Landmarks: A Mass of Muscle and Bone (original) (raw)
Landmarks: A Mass of Muscle and Bone, Pyewacket, at Belle Plaine Studio. Kate Harris’s reworked meditation on nakedness and the life of the artist’s model brings into sharper relief the piece’s central polarities: between being an ideal woman and a real one, between seeing ourselves and being seen by others, between the body as artistic form and as physical reality. Likewise on her second try director Kerstin Broockmann uses humor, understated choreography, and well-chosen music to give momentum to an essentially static script. Actresses Katie Binder, Heather L. Tyler, and Harris herself capture the weird mix of self-satisfaction and self-hatred with which most women regard their bodies. And each (especially Harris) communicates the shifting balance between nudity as armor against emotional exposure and as a means of attaining emotional connection. An embarrassment of lovely images near the end suggests Broockmann isn’t sure how to stop, but better too many ideas than too few.

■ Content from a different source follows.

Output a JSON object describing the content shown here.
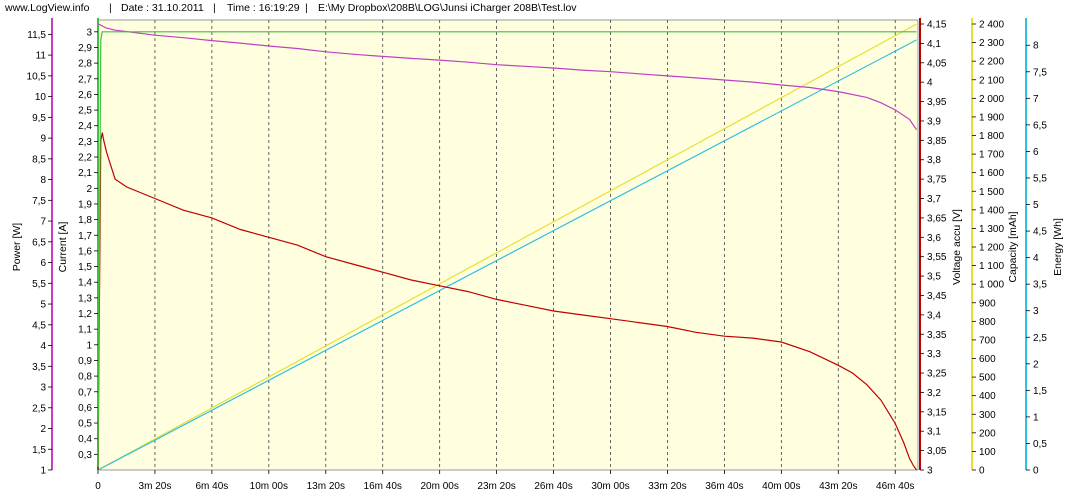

Landmarks still shows the weaknesses of a memoir: the difficulty of dramatizing what’s interior and the annoying way real life has of sounding staged whether the topic is anorexia, abuse, or the death of a loved one. But this time around there’s a climactic moment, when Harris conveys viscerally as well as intellectually the shock of recognizing our bodies as truly ourselves: no matter how they change, they’re the only tangible evidence of the continuity of our lives.